La Cité de l'Etat du Vatican
La Cité de l’Etat du Vatican

François régnant, le Vatican est devenu un Janus : une face tournée vers les pauvres et les périphéries pour émouvoir la presse mainstream, une face cachée de multinationale à la recherche du rendement économique sans respect pour ses salariés. L’Association des employés laïcs du Vatican appelle à la transparence sur le budget et dit « non » aux réductions imposées au personnel.

Dans une démarche inédite dans le petit et multi-séculaire État de la Cité du Vatican, les employés du Saint-Siège récriminent ouvertement : « Les retraites sont en danger » expliquent-ils, les salaires et nominations gelés, et l’externalisation en nette augmentation. Le Vatican se comporte comme une multinationale à la recherche du rendement économique sans respect pour ses salariés.

La plainte de l’Association des Employés Laïcs du Vatican (ADLV)

Autrefois, obtenir un emploi au Vatican représentait un objectif souhaité par beaucoup, la garantie d’un emploi permanent et une base solide pour fonder une famille. Pour certains, cela ne doit évidemment plus être ainsi. Quelques mois après la nouvelle d’un recours collectif des employés des Musées du Vatican, une nouvelle initiative d’employés du Vatican mécontents du traitement qui leur est réservé et plus généralement de la gestion financière fait du bruit derrière les Murs Sacrés.

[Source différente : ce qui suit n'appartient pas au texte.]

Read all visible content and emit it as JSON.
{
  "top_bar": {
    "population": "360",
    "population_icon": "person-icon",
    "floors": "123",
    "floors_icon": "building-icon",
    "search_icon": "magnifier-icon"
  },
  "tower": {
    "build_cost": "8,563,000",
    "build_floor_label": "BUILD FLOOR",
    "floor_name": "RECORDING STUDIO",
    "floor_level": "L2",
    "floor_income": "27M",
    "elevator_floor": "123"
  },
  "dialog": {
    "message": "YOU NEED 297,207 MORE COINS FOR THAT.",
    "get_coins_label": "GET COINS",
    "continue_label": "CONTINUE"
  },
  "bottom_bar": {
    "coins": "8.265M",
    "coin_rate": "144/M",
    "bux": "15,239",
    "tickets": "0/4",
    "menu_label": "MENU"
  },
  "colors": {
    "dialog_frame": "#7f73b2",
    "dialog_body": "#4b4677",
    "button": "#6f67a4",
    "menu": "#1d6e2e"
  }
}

Un document très critique a été publié ces derniers jours par l’Association des Employés Laïcs du Vatican (ADLV). Il s’agit de l’organisation représentant les travailleurs laïcs du Saint-Siège et de l’État de la Cité du Vatican, fondée en 1979 et reconnue comme telle par Jean-Paul II en 1982 tout en précisant que «ne répond pas (. ..) à la doctrine sociale de l’Église le glissement de ce type d’organisations sur le terrain du conflit généralisé ou de la lutte des classes ; elles ne doivent pas non plus avoir une empreinte politique ni servir, ouvertement ou secrètement, les intérêts de partis ou d’autres entités visant des objectifs de nature très différente ».

Le mécontentement couvait depuis quelque temps dans les rangs de l’association et, peu après la fête de l’Assomption, il a explosé dans un texte qui semble vouloir mettre en lumière les prétendues contradictions entre les principes ‘humanistes’ prônés par le pape argentin Jorge Maria Bergoglio et les conséquences concrètes de sa réforme économique.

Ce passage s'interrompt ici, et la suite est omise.